By Debra Wood, RN, contributor
Hourly rounding, following a carefully developed protocol, can significantly reduce patients’ use of call lights, saving nurses time and energy, according to a new study sponsored by the Studer Group.
“This takes control over the workflow from the patient and gives it back to the nurse,” said lead investigator Lyn Ketelsen, RN, MBA, a coach with the Studer Group, Gulf Breeze, Florida. “And we saw a nice increase in patient satisfaction across the board.”
Ketelsen developed a blueprint for hourly rounding and in 14 hospitals tested its effectiveness in anticipating patient needs. The study found a 40 percent reduction in call-light volume during the first four weeks of implementation.
When rounding, the nurse enters the room and tells the patient, “I am here to do my rounds.” Ketelsen explained that this begins to frame the encounter for patients, so they know what to expect.

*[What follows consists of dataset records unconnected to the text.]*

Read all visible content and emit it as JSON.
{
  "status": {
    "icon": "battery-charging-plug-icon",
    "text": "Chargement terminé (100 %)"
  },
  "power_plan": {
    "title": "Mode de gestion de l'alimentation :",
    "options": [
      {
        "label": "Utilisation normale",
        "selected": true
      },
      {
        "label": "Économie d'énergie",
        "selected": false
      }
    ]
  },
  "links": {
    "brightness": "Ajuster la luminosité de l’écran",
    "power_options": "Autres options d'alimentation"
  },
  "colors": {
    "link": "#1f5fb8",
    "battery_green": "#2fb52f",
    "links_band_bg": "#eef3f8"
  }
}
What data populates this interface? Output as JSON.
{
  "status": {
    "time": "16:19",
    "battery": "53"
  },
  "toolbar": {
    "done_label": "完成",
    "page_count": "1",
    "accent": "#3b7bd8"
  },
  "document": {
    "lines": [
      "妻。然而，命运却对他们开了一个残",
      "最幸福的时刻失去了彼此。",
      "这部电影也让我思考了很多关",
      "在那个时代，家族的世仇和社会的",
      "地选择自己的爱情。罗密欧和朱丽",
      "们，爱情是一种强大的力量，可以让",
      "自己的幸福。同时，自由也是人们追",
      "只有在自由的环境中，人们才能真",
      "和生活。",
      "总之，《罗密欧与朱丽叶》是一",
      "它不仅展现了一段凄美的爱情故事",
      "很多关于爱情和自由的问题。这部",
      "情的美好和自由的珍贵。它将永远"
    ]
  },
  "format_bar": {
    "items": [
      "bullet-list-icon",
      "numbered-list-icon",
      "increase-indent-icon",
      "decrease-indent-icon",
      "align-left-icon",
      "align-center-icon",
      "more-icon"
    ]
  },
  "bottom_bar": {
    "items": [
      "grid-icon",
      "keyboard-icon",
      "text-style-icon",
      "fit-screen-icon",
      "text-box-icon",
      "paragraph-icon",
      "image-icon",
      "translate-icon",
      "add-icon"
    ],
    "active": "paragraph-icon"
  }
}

“Patients start to know the drill, and they become even more efficient in helping us get done what we need to do while we are there,” Ketelsen said.
Once in the room, nurses complete any scheduled task, such as changing a dressing or giving a medication. Rounding is not an additional undertaking, just a different way of organizing existing work.

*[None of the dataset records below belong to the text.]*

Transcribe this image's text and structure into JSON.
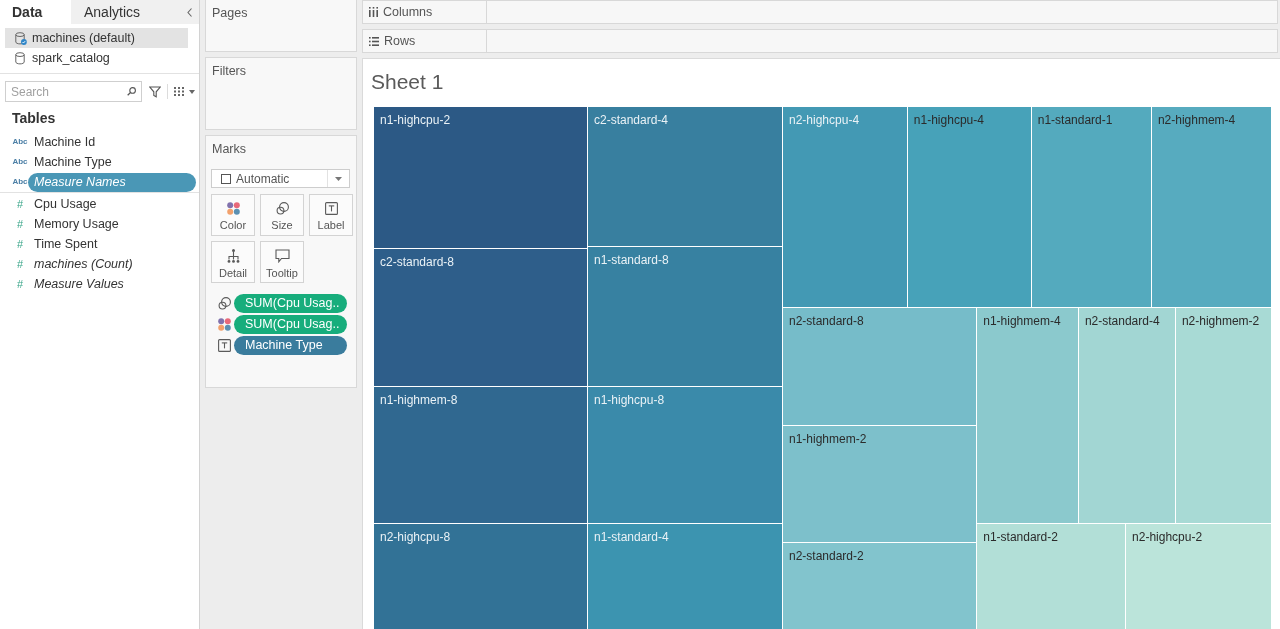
{
  "data_pane": {
    "tabs": [
      {
        "label": "Data",
        "selected": true
      },
      {
        "label": "Analytics",
        "selected": false
      }
    ],
    "sources": [
      {
        "name": "machines (default)",
        "selected": true,
        "active": true
      },
      {
        "name": "spark_catalog",
        "selected": false,
        "active": false
      }
    ],
    "search": {
      "placeholder": "Search"
    },
    "tables_heading": "Tables",
    "fields": [
      {
        "name": "Machine Id",
        "kind": "dimension",
        "type_label": "Abc",
        "generated": false,
        "selected": false
      },
      {
        "name": "Machine Type",
        "kind": "dimension",
        "type_label": "Abc",
        "generated": false,
        "selected": false
      },
      {
        "name": "Measure Names",
        "kind": "dimension",
        "type_label": "Abc",
        "generated": true,
        "selected": true
      },
      {
        "name": "Cpu Usage",
        "kind": "measure",
        "type_label": "#",
        "generated": false,
        "selected": false
      },
      {
        "name": "Memory Usage",
        "kind": "measure",
        "type_label": "#",
        "generated": false,
        "selected": false
      },
      {
        "name": "Time Spent",
        "kind": "measure",
        "type_label": "#",
        "generated": false,
        "selected": false
      },
      {
        "name": "machines (Count)",
        "kind": "measure",
        "type_label": "#",
        "generated": true,
        "selected": false
      },
      {
        "name": "Measure Values",
        "kind": "measure",
        "type_label": "#",
        "generated": true,
        "selected": false
      }
    ]
  },
  "cards": {
    "pages": {
      "title": "Pages"
    },
    "filters": {
      "title": "Filters"
    },
    "marks": {
      "title": "Marks",
      "mark_type": "Automatic",
      "buttons": [
        {
          "label": "Color",
          "kind": "color"
        },
        {
          "label": "Size",
          "kind": "size"
        },
        {
          "label": "Label",
          "kind": "label"
        },
        {
          "label": "Detail",
          "kind": "detail"
        },
        {
          "label": "Tooltip",
          "kind": "tooltip"
        }
      ],
      "pills": [
        {
          "kind": "size",
          "label": "SUM(Cpu Usag..",
          "color": "#17ad7c"
        },
        {
          "kind": "color",
          "label": "SUM(Cpu Usag..",
          "color": "#17ad7c"
        },
        {
          "kind": "label",
          "label": "Machine Type",
          "color": "#3a7c9d"
        }
      ]
    }
  },
  "shelves": [
    {
      "label": "Columns",
      "kind": "columns"
    },
    {
      "label": "Rows",
      "kind": "rows"
    }
  ],
  "sheet": {
    "title": "Sheet 1",
    "treemap": {
      "tiles": [
        {
          "label": "n1-highcpu-2",
          "color": "#2c5985"
        },
        {
          "label": "c2-standard-8",
          "color": "#2e5e8a"
        },
        {
          "label": "n1-highmem-8",
          "color": "#306890"
        },
        {
          "label": "n2-highcpu-8",
          "color": "#327296"
        },
        {
          "label": "c2-standard-4",
          "color": "#387f9f"
        },
        {
          "label": "n1-standard-8",
          "color": "#3781a1"
        },
        {
          "label": "n1-highcpu-8",
          "color": "#3a8aaa"
        },
        {
          "label": "n1-standard-4",
          "color": "#3c94b0"
        },
        {
          "label": "n2-highcpu-4",
          "color": "#4399b4"
        },
        {
          "label": "n1-highcpu-4",
          "color": "#47a2b9"
        },
        {
          "label": "n1-standard-1",
          "color": "#54aabe"
        },
        {
          "label": "n2-highmem-4",
          "color": "#57abbf"
        },
        {
          "label": "n2-standard-8",
          "color": "#76bcc9"
        },
        {
          "label": "n1-highmem-2",
          "color": "#7dc0cb"
        },
        {
          "label": "n2-standard-2",
          "color": "#82c4cd"
        },
        {
          "label": "n1-highmem-4",
          "color": "#8bc9cd"
        },
        {
          "label": "n2-standard-4",
          "color": "#a2d6d3"
        },
        {
          "label": "n2-highmem-2",
          "color": "#a8dad5"
        },
        {
          "label": "n1-standard-2",
          "color": "#b2dfd7"
        },
        {
          "label": "n2-highcpu-2",
          "color": "#bbe4da"
        }
      ]
    }
  }
}
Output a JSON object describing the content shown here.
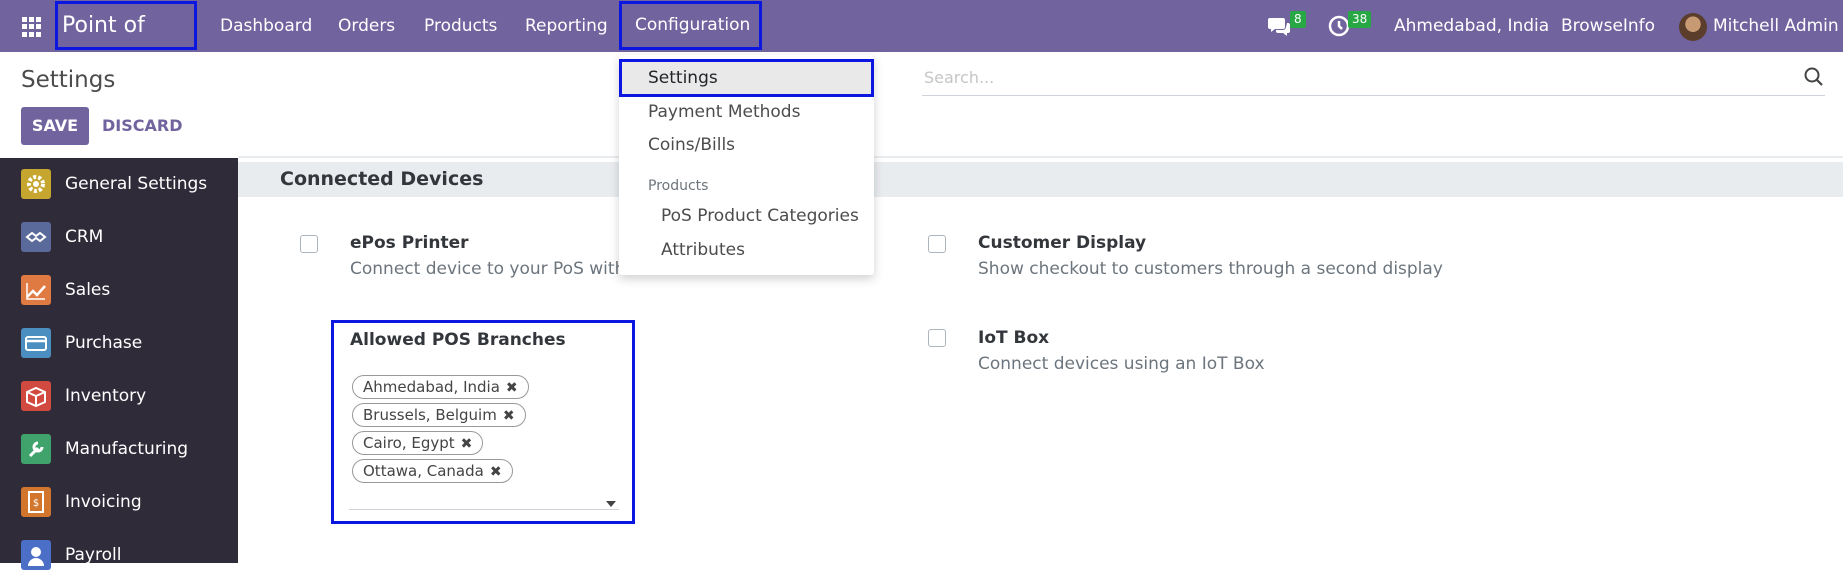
{
  "topbar": {
    "app_name": "Point of Sale",
    "nav": [
      "Dashboard",
      "Orders",
      "Products",
      "Reporting",
      "Configuration"
    ],
    "messages_count": "8",
    "activities_count": "38",
    "company": "Ahmedabad, India",
    "company2": "BrowseInfo",
    "user": "Mitchell Admin"
  },
  "control_panel": {
    "title": "Settings",
    "save_label": "SAVE",
    "discard_label": "DISCARD",
    "search_placeholder": "Search..."
  },
  "sidebar": {
    "items": [
      {
        "label": "General Settings",
        "icon": "gear-icon",
        "color": "#c6a62f"
      },
      {
        "label": "CRM",
        "icon": "handshake-icon",
        "color": "#5a6a9a"
      },
      {
        "label": "Sales",
        "icon": "chart-icon",
        "color": "#e07a43"
      },
      {
        "label": "Purchase",
        "icon": "card-icon",
        "color": "#4a8fc0"
      },
      {
        "label": "Inventory",
        "icon": "box-icon",
        "color": "#d1493f"
      },
      {
        "label": "Manufacturing",
        "icon": "wrench-icon",
        "color": "#3fa36b"
      },
      {
        "label": "Invoicing",
        "icon": "invoice-icon",
        "color": "#d2762e"
      },
      {
        "label": "Payroll",
        "icon": "payroll-icon",
        "color": "#4b6ec7"
      }
    ]
  },
  "section": {
    "title": "Connected Devices",
    "settings": [
      {
        "title": "ePos Printer",
        "desc": "Connect device to your PoS withou"
      },
      {
        "title": "Customer Display",
        "desc": "Show checkout to customers through a second display"
      },
      {
        "title": "Allowed POS Branches",
        "desc": ""
      },
      {
        "title": "IoT Box",
        "desc": "Connect devices using an IoT Box"
      }
    ],
    "branches": [
      "Ahmedabad, India",
      "Brussels, Belguim",
      "Cairo, Egypt",
      "Ottawa, Canada"
    ]
  },
  "dropdown": {
    "items": [
      "Settings",
      "Payment Methods",
      "Coins/Bills"
    ],
    "header": "Products",
    "sub_items": [
      "PoS Product Categories",
      "Attributes"
    ]
  },
  "colors": {
    "brand": "#71639e",
    "highlight": "#0b16e0"
  }
}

“It was a change in practice, a change in mindset,” said Stephanie Doncevic, RN, BSN, clinical nurse manager of a surgical unit at Euclid Hospital-Cleveland Clinic Health System-East, Ohio, one of the units that participated in the study.
Euclid is now implementing hourly rounds throughout the hospital. The surgical unit decreased its call volume by 75 percent, leading to a less hectic environment.
“Nurses have more time to do things they need to do,” Doncevic said. “It’s [being] proactive instead of reactive to the call lights.”
Doncevic said nurses with long tenure did not consider the program new. They felt it formalized how they already provided care. Now, however, everyone, float staff included, round.
Before leaving the room, the nurse checks on the three Ps: pain, potty and positioning, which Ketelsen found were the three most frequent reasons for a patient to press the call bell. By catching pain early, before it becomes too severe, relief comes easier.
“People feel well cared for,” Doncevic said. One Euclid patient told her doctor how she received the best care ever.
The nurse also completes an environmental assessment. Is the phone and call light within reach? Does the patient have water? Is the trashcan and over-bed table next to the bed? The nurse then asks the patient if there is anything else he or she can do for the patient.
Nurses leave when everything is done and tell the patient they will return in about an hour. It allows the patient to cluster requests.
“It leaves the call-light system to be what it was designed to be, which is left for urgent and emergent requests,” Ketelsen said. “When a call light does go off, we are in a drop-and-run situation, and we will respond as such.”
Hourly rounding worked equally well with different staffing systems. Nurses and nursing assistants can alternate rounds, with nurses doing even hours and CNAs odd or vice versa.
Ketelsen met with some resistance from nurses when she initially suggested the concept, but once nurses tried it, most seemed to like it.
Bette Dructor, RN, nurse manager at Northeastern Hospital-Temple University Health System, in Philadelphia, Pennsylvania, admits she was skeptical at first. But she was willing to give it a chance, since the nurses on her unit were “running crazy.”
Within a few weeks, nurses reported more free time and patient satisfaction scores shot up. Call light volume decreased by 65 percent, and the entire hospital converted to hourly rounding.
“Everyone wins from this,” Dructor said. “The staff has really bought into it.”
Nurses throughout the study hospitals told Ketelsen that they did not feel as busy, even though the number and acuity of patients remained the same.
“It’s so much fun to see staff respond well to this,” Ketelsen said. “It’s my little part of how we can help in this [nursing] shortage. Anything we can do to give back time to nurses, we ought to be doing it. This is a significant way.”
Fall rates and the number of patients developing decubitus ulcers also fell. Dructor said length of stay decreased at her hospital. One unit wore pedometers and found during a 12-hour shift that walking decreased from 5.2 miles before rounding to 4.3 miles after implementing it.
“I’d like to see this happen in every hospital in the country,” Ketelsen said. “This is Nursing 101.”